I have been going through a difficult time recently and my husband has been there every step of the way. He has been amazing no questions asked. I have learned to appreciate our relationship even more than before.
For My Husband
You are my first thought in the morning
My last thought at night
For you, I have always been longing
You bring me so much delight
You have changed my life so much
You have a special kiss
And a special touch
Forever we will be like this
We met over 4 years ago
A brilliant 4 years it has been
Oh…where does the time go
There was such a big space in between
But we came through it
Although it always seemed mean
It was well worth it
Being able to get a cuddle from you
Makes me so happy and feel wanted
Everything you do
Some I may take for granted
But nothing can be stronger than my love for you
What we have is bliss
Even though we have ups and downs
Nothing can come between this
We have our smiles and our frowns
But when we kiss and cuddle
All the frowns seem to drown
Family Friend Poems
“You never know how strong you are
Until being strong is the only choice you have” ~ Unknown
I appreciate the day to day of love, hugs, check-ins, visits, texts, calls and FaceTime from my 5 precious friends and loved ones. It truly puts a smile on my face to have people like you in my life especially during this tough time. It also makes things easier day by day. Thank you from the bottom of my heart!

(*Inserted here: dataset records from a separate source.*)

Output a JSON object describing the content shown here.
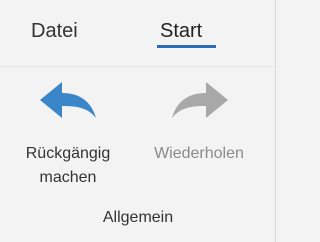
{
  "tabs": [
    {
      "label": "Datei",
      "selected": false
    },
    {
      "label": "Start",
      "selected": true
    }
  ],
  "group": {
    "label": "Allgemein",
    "commands": [
      {
        "label_line1": "Rückgängig",
        "label_line2": "machen",
        "icon": "undo-arrow-icon",
        "enabled": true
      },
      {
        "label_line1": "Wiederholen",
        "label_line2": "",
        "icon": "redo-arrow-icon",
        "enabled": false
      }
    ]
  },
  "colors": {
    "accent": "#2b6cb8",
    "undo_icon": "#3a86c8",
    "redo_icon_disabled": "#a8a8a8",
    "background": "#f3f3f3"
  }
}
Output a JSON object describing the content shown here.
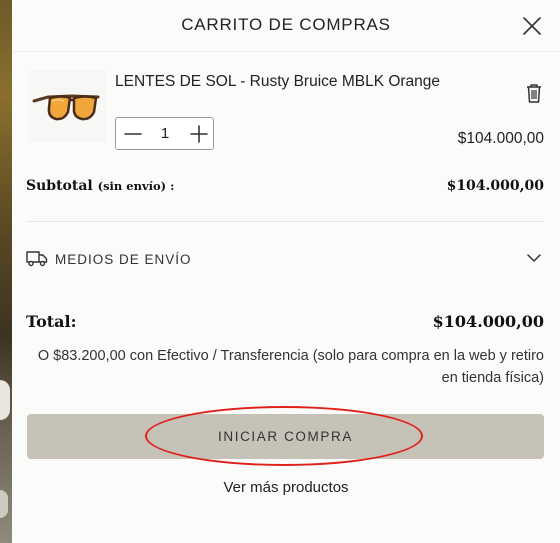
{
  "cart": {
    "title": "CARRITO DE COMPRAS",
    "item": {
      "name": "LENTES DE SOL - Rusty Bruice MBLK Orange",
      "quantity": "1",
      "price": "$104.000,00",
      "lens_color": "#f0a63a"
    },
    "subtotal": {
      "label": "Subtotal",
      "note": "(sin envío) :",
      "value": "$104.000,00"
    },
    "shipping": {
      "label": "MEDIOS DE ENVÍO"
    },
    "total": {
      "label": "Total:",
      "value": "$104.000,00",
      "alternative": "O $83.200,00 con Efectivo / Transferencia (solo para compra en la web y retiro en tienda física)"
    },
    "checkout_label": "INICIAR COMPRA",
    "more_products_label": "Ver más productos"
  },
  "colors": {
    "checkout_button": "#c7c2b7",
    "highlight": "#e0201b"
  }
}
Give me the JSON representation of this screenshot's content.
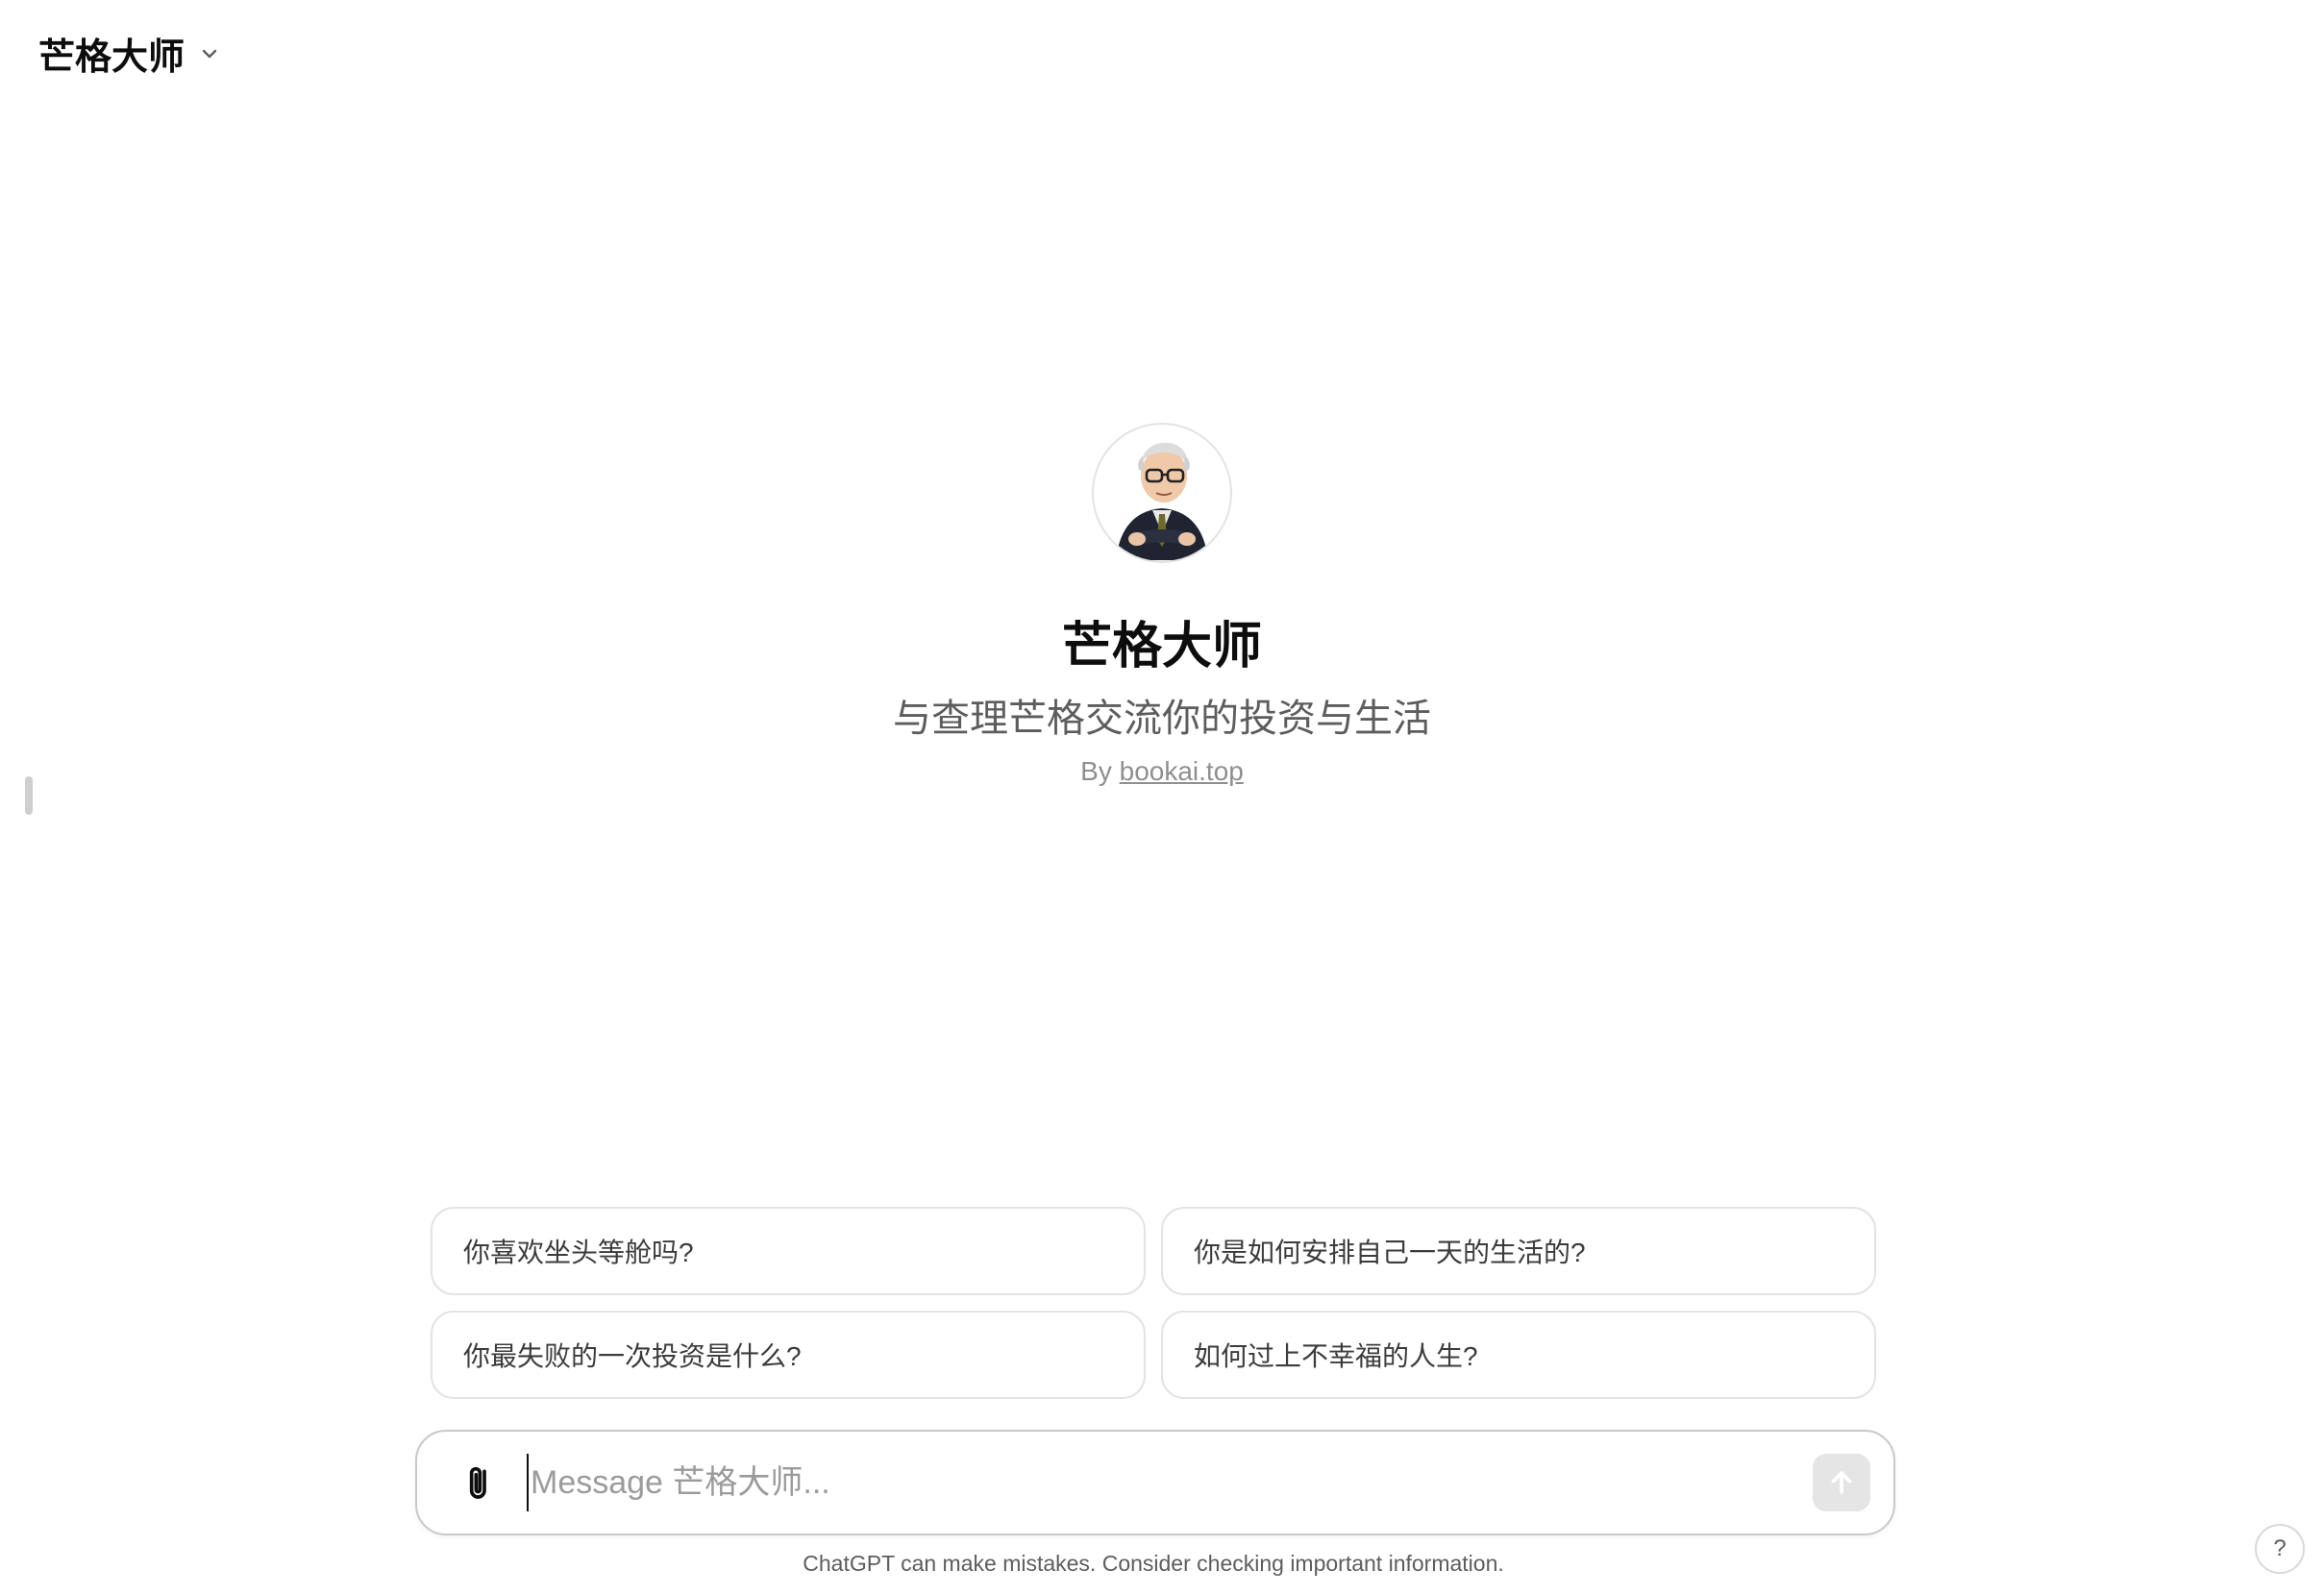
{
  "header": {
    "model_name": "芒格大师"
  },
  "gpt": {
    "name": "芒格大师",
    "description": "与查理芒格交流你的投资与生活",
    "by_prefix": "By",
    "by_link": "bookai.top"
  },
  "suggestions": [
    "你喜欢坐头等舱吗?",
    "你是如何安排自己一天的生活的?",
    "你最失败的一次投资是什么?",
    "如何过上不幸福的人生?"
  ],
  "composer": {
    "placeholder": "Message 芒格大师..."
  },
  "disclaimer": "ChatGPT can make mistakes. Consider checking important information.",
  "help": {
    "label": "?"
  },
  "icons": {
    "chevron": "chevron-down-icon",
    "attach": "paperclip-icon",
    "send": "arrow-up-icon"
  },
  "colors": {
    "text_primary": "#0d0d0d",
    "text_secondary": "#5d5d5d",
    "border": "#e3e3e3",
    "send_disabled": "#e5e5e5"
  }
}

Thank you to everyone else that has been kind and supporting to us. We can’t forget you during this difficult time either!
Like the saying goes
~Don’t judge someone unless you have walked a mile in their shoes.~
I’m feeling that others are often too quick to give their advice or insight without opting to listen to others. Unless you have walked in their footsteps you have no idea what they are going through or have been through. We should remember to be patient, be a listening ear and be there for comfort. It is so much easier said than done to tell a depressive cancer patient to stay strong and upbeat when all they want to do is breakdown and cry. They don’t want to hear those words. They are fighting this battle one minute, one day at a time. They want someone who is willing to give them the time to listen.
Why are some people closer to us than others? Some act even more distant when you are going through something as tough as cancer and others hold your hand through the entire process. Whether it be family, friends, co-workers, strangers, significant others…..why can I cry my eyes out only in front of specific people? Do they understand me, connect with me in a way no one else can? Share the same personality type? I don’t know but I do know that I found it difficult to shed my tears until now. Whether I was holding on strong and have finally let go to let others help me out. Just because I am shedding tears does not make me weak or powerless. A friend once told me you can scream and cry all you want but at the end of the day you will fight this cancer. She is right, through my ups and downs I will beat this in the end! So I will continue to cry on my bad days and know that this will soon be behind me.